Rust’s approach to ownership is clear and powerful

A unique feature to rust is how it approaches the lifetime of variables and who owns it. The Rust book does a great job explaining it. And coming from Ruby and JavaScript, where memory and the lifetime of a variable aren’t primary concerns, it took me a little bit to understand and grasp. I was brought back to my C++ days in college! I think/hope this will get easier in time, but it’s extremely helpful to understand who owns what when writing the code. I think it’ll lead to writing better programs.

Compilers can be helpful

I’ve found Rust’s compiler errors to be detailed and helpful. And integrating the rust-analyzer language server with Neovim means I get instant feedback on the code I’m writing. When working in Ruby, because it’s a dynamically typed and scripted language, it means I have to rely on unit tests and actually running the application to verify it’s working. But to have the compiler watching my back and getting that feedback quicker means I’m learning faster and catching mistakes sooner.

I’ve found this to also be true with TypeScript, which I’ve been working with more and more over the last few years.

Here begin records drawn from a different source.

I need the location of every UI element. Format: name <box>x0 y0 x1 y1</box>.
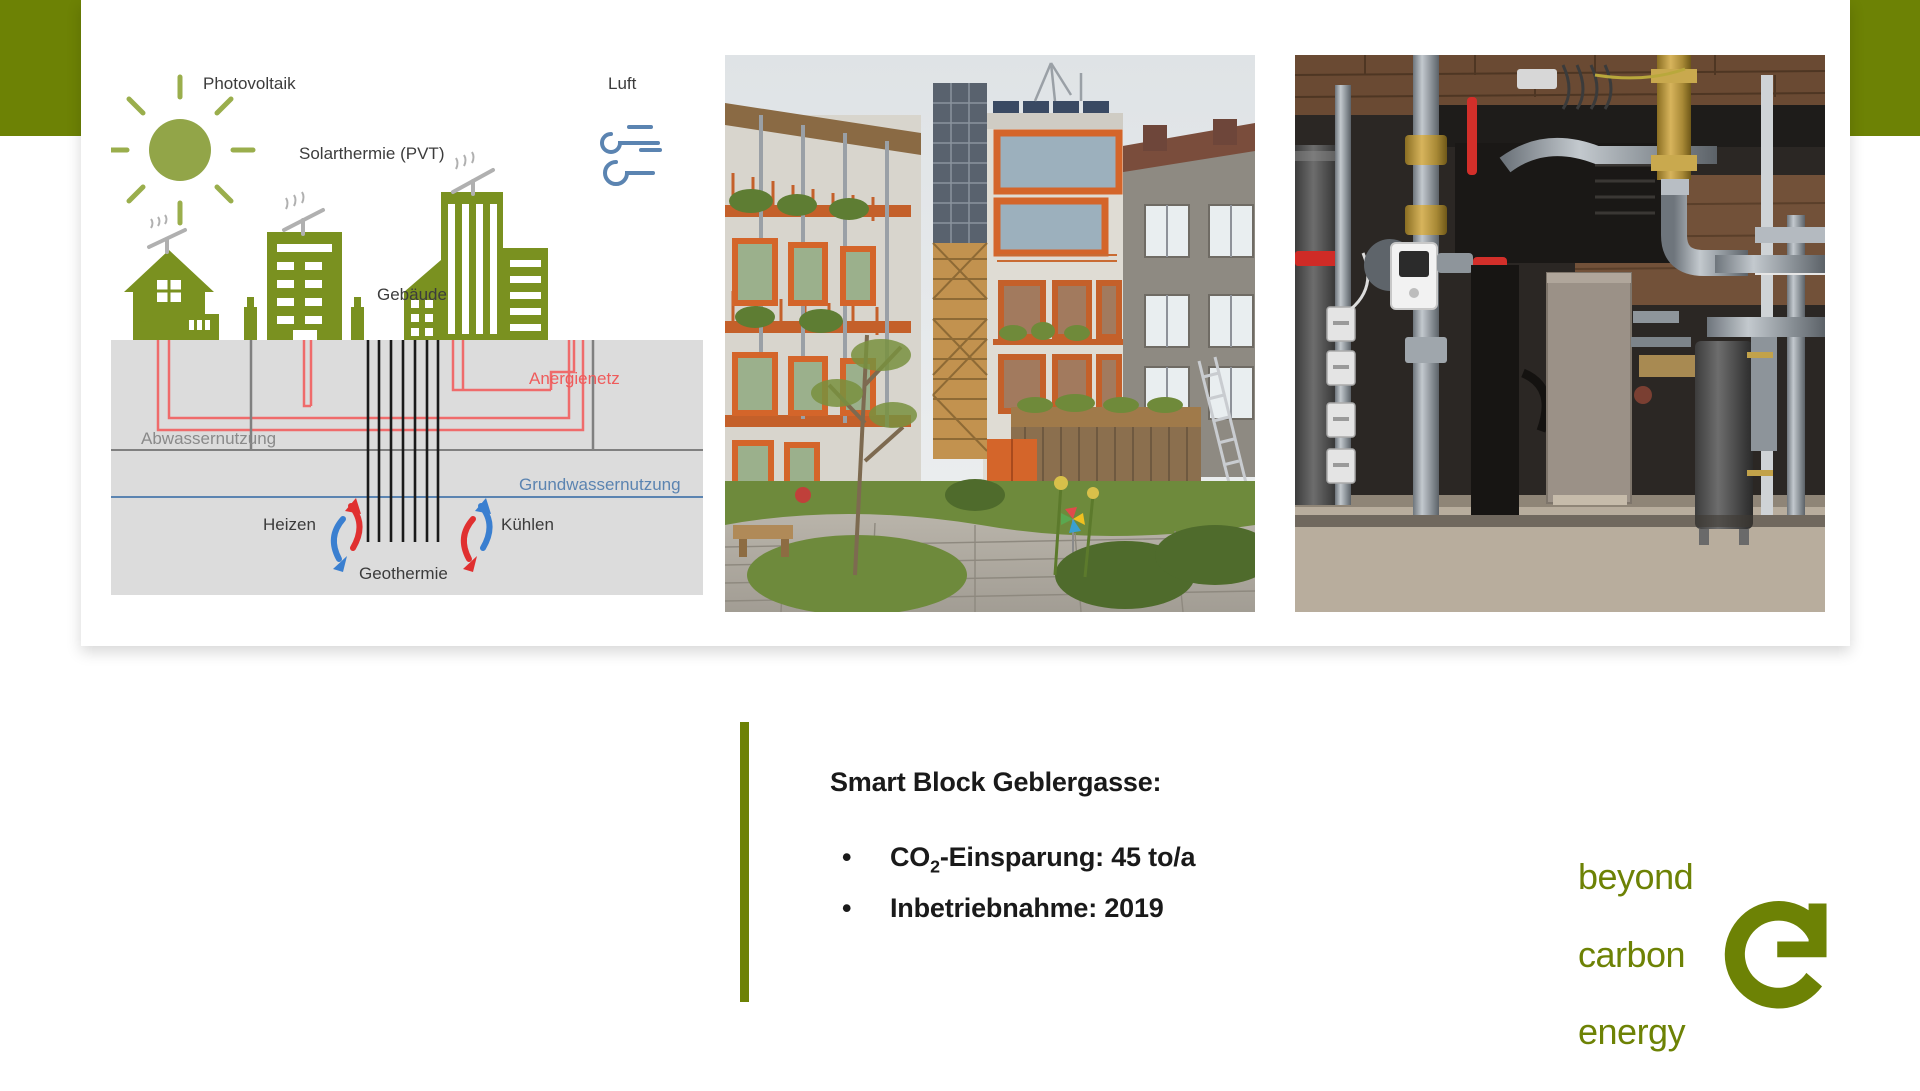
photo-plantroom <box>1295 55 1825 612</box>
caption-title: Smart Block Geblergasse: <box>830 722 1430 798</box>
corner-block-right <box>1850 0 1920 136</box>
brand-logo: beyond carbon energy <box>1578 890 1878 1020</box>
label-grundwassernutzung: Grundwassernutzung <box>519 475 681 494</box>
corner-block-left <box>0 0 81 136</box>
bullet-co2-suffix: -Einsparung: 45 to/a <box>940 842 1196 872</box>
label-geothermie: Geothermie <box>359 564 448 583</box>
logo-line-1: beyond <box>1578 858 1693 897</box>
logo-line-3: energy <box>1578 1013 1693 1052</box>
e-mark-icon <box>1719 899 1831 1011</box>
media-card: .dlbl { font-family:"Liberation Sans", s… <box>81 0 1850 646</box>
caption-accent-bar <box>740 722 749 1002</box>
photo-courtyard <box>725 55 1255 612</box>
label-solarthermie: Solarthermie (PVT) <box>299 144 444 163</box>
energy-concept-diagram: .dlbl { font-family:"Liberation Sans", s… <box>111 42 703 599</box>
logo-line-2: carbon <box>1578 936 1693 975</box>
bullet-co2-subscript: 2 <box>930 856 940 876</box>
bullet-marker: • <box>842 844 890 871</box>
label-luft: Luft <box>608 74 637 93</box>
label-kuehlen: Kühlen <box>501 515 554 534</box>
media-row: .dlbl { font-family:"Liberation Sans", s… <box>81 0 1850 646</box>
list-item: • CO2-Einsparung: 45 to/a <box>830 842 1430 877</box>
label-heizen: Heizen <box>263 515 316 534</box>
label-abwassernutzung: Abwassernutzung <box>141 429 276 448</box>
label-gebaeude: Gebäude <box>377 285 447 304</box>
label-anergienetz: Anergienetz <box>529 369 620 388</box>
bullet-co2-prefix: CO <box>890 842 930 872</box>
label-photovoltaik: Photovoltaik <box>203 74 296 93</box>
caption-bullet-list: • CO2-Einsparung: 45 to/a • Inbetriebnah… <box>830 798 1430 924</box>
bullet-label-commissioning: Inbetriebnahme: 2019 <box>890 893 1164 924</box>
bullet-label-co2: CO2-Einsparung: 45 to/a <box>890 842 1195 877</box>
logo-wordmark: beyond carbon energy <box>1578 819 1693 1091</box>
caption-body: Smart Block Geblergasse: • CO2-Einsparun… <box>830 722 1430 940</box>
bullet-marker: • <box>842 895 890 922</box>
borehole-lines <box>368 340 438 542</box>
list-item: • Inbetriebnahme: 2019 <box>830 893 1430 924</box>
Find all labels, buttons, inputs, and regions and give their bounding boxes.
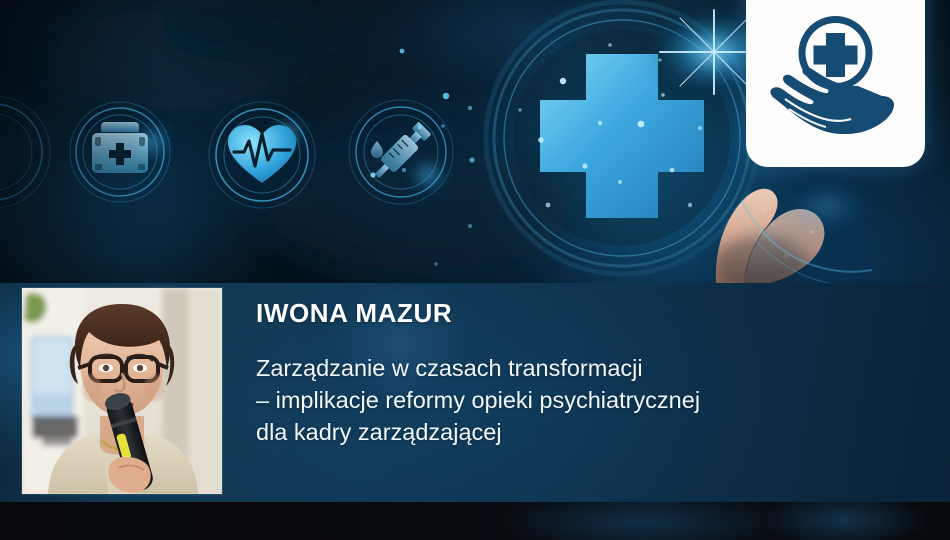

The compiler with static typing really gives me a higher degree of confidence with the code I’m writing, and that’s majorly important. Even more so when writing code that’s shared with a team of any size. The time it takes to understand the type system and explicitly map out the data model pays off when you’re writing code that interacts with that data.

What’s to come

I’d like to make werds better and keep learning in that low-stakes project. I’ll certainly take on more learning projects in Rust. I’m not sure what my end goal is other than to learn the language and make programs with it. I’m particularly interested in using it for game dev and API development, so I’m looking forward to learning about using Rust in those realms soon.